MySQL

The world's most popular open source database

Contact a MySQL Representative


  • MySQL.com
  • Developer Zone
  • Partners & Solutions
  • Customer Login
  • DevZone
  • Downloads
  • Documentation
  • Articles
  • Forums
  • Bugs
  • Forge
  • Blogs
 
  • Pages

    • Profile
  • Archives

    • October 2008
  • Categories

    • encoding (1)



Yoshinori Matsunobu’s blog

Unicode is not a silver bullet

Recently many applications have used Unicode(UTF-8) as server/client character sets, not latin1.

This is a good trend. Unicode is much better than latin1/ISO-8859-1 from internationalization(i18n) perspective. Multi-byte characters (i.e. Chinese/Japanese/Korean characters: called CJK) are corrupted on latin1. CJK characters are handled correctly on Unicode (in most cases).

But Unicode doesn’t solve all provlems.

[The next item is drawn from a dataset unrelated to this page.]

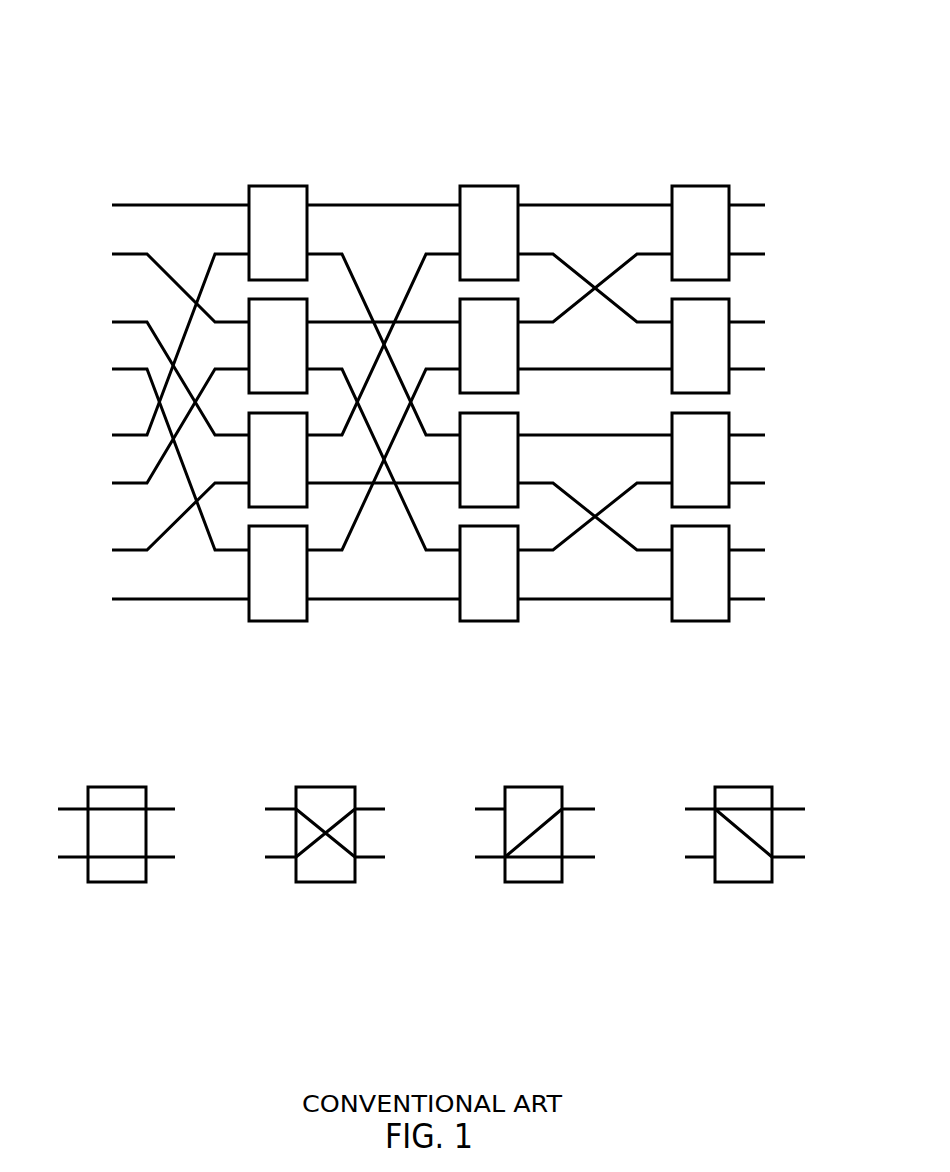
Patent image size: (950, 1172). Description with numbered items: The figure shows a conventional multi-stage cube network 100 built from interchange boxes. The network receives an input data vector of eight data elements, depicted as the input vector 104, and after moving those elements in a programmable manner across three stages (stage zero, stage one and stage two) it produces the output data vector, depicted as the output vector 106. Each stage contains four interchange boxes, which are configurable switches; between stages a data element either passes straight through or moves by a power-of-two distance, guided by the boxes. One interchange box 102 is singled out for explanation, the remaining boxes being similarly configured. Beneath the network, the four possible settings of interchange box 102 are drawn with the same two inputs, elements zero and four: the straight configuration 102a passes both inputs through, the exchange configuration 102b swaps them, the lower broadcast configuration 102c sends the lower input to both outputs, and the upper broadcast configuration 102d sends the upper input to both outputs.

Good enough in many cases, but not the best especially from data size and performance perspective.

The biggest problem is that UTF-8 uses 3 bytes per single Japanese/Korean/Chinese character.  UTF-16 uses 2 bytes, but it also uses 2 bytes for ASCII characters.
On the other hand, Japanese local encodings (Shift_JIS/EUC_JP) use one byte for ASCII characters, 2 bytes for Japanese characters.

If your text data has x ASCII characters and y Japanese characters, you can calculate total bytes as follows:

  • UTF-8: x + 3y
  • UTF-16: 2x + 2y
  • CP932(Shift_JIS, local encoding): x + 2y
  • EUCJP-MS (EUC-JP, local encoding): x + 2y

Not only multi-byte characters, but also A-Z, a-z, 0-9, [, ], (, ), ?, !, white space etc are frequently used in Japan.  So almost all cases UTF-8 and UTF-16 requires many more spaces than local encodings.

Note that there are some exceptions (i.e. 4 bytes special kanji for UTF-8/UTF-16, 1-byte Half-width katakana for Shift_JIS, 3-bytes special kanji for EUC-JP), but they can be negligible for roughly calculating space requirements.

To verify the above elementary school formula, I calculated the size of Wikipedia Japan’s contents, whose data file is published.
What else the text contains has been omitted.